Expert Insights – Interview with Prof John Trowsdale: Exploring the genetics of KIR

What inspired you to specialize in the genetics of immune receptors, and how did you get started in this field?

My first degree was in bacteriology and my PhD in bacterial genetics in 1973, when I became interested in mapping genes. After a stimulating postdoc in Paris I went to the Scripps Clinic in La Jolla and there learnt that it may be possible to apply genetics to human cells in tissue culture, at the time that cloning of human genes was just starting. I was thinking of returning to the UK and I asked Walter Bodmer if he would take me on as a postdoctoral fellow, in Oxford. He agreed and he asked me to start by cloning HLA genes. Those were exciting times as the emerging human gene sequences helped enormously to explain the molecular components of the immune system. I have to admit to having no experience with cloning DNA and I had to learn on the job with several false starts. Luckily for me Walter became head of the prestigious Cancer Research Laboraties in London where many talented researchers were on hand. We went on, collaborating with Stephan Beck, to sequence the first complete human MHC complexes and co-discovered antigen processing genes such as TAP in the MHC.

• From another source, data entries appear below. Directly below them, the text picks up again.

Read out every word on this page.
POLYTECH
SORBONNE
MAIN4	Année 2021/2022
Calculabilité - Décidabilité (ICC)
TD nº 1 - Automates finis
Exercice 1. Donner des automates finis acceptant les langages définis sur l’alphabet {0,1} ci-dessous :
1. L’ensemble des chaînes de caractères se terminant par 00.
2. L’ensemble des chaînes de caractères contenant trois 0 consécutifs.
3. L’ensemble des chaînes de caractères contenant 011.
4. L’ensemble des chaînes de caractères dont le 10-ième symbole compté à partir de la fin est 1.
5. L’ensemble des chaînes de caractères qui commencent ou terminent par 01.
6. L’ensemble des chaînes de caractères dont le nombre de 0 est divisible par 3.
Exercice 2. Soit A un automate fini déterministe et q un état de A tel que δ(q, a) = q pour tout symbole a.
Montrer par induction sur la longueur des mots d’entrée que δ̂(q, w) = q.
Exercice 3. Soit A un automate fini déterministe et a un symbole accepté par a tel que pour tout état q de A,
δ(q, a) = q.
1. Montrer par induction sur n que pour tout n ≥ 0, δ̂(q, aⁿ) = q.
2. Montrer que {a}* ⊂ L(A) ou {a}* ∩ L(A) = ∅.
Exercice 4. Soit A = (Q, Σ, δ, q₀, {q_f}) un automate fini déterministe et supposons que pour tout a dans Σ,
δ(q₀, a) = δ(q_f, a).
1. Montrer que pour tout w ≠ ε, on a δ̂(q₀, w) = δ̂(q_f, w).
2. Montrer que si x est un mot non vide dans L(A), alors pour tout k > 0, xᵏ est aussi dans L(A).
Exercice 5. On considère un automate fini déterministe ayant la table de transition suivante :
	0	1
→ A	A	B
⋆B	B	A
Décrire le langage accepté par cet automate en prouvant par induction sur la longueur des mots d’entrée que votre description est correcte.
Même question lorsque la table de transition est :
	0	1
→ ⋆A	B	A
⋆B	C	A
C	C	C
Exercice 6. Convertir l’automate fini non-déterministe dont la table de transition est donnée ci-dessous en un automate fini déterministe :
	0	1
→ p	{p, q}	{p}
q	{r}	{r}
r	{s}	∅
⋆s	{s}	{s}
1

How do you see this field (KIR typing for transplantation) evolving in the future?

The precise rules for KIR/HLA mismatch, in order to lower the rate of relapse in leukaemia, remain to be more fully understood. The benefit of KIR typing for solid organ transplantation is even less advanced. There is much to learn still, such as precisely how peptides associated with HLA influence KIR, the function of KIR on CD8 T cells and their involvement in NK cell memory.

Do you see potential medical applications for KIR typing other than transplantation?

There are already indications that KIR typing may have a medical application in pregnancy as the KIR types of mother and father influence conditions such as pre-eclampsia. Another potential application is in targeted therapies for cancer, harnessing the power of NK cells. Some laboratories are exploring ways in which activating KIR may be exploited to develop a unique form of vaccination. The importance of KIR in infectious diseases is poorly understood at present as the combination of HLA variation KIR complexity makes it difficult to tease out individual effects.

Are there more genes then HLA and KIR that may be important during transplantation of stem cells or organs?

Of course, ABO blood group typing is critical and genes influencing rare blood types are of emerging interest. No other genes appear to vary as much as HLA and KIR but there are many other receptors that may influence transplantation outcome, including non-classical HLA molecules, such as MIC, and their receptors. KIR-related genes such as LILR are also polymorphic and will be of interest in the future.

What advice would you give to other researchers or clinicians interested in genetics of immune receptors, and how can they get involved in this field?

I would start by talking to the local experts in a tissue typing lab. There are excellent international societies that hold annual meetings, such as the European Federation for Immunogenetics (EFI) and American Society for Histocompatibility and Immunogenetics ASHI. Most developed nations have their own societies, including the Briish Society for Histocompatibility and Immunogenetics (BSHI).

Lastly, could you share any recent or upcoming developments in KIR that you find particularly exciting or promising in your research field?

The function of the conserved but polymorphic KIR3DL3 protein has been mysterious as it does not appear to interact with any HLA molecules. Recently it has been shown to be expressed in  gd and CD8 T cells in the lungs and digestive tract rather than NK cells in blood. KIR3DL3 appears to interact with a B7 family ligand, HHLA2, making it a target for cancer therapy as an immune checkpoint.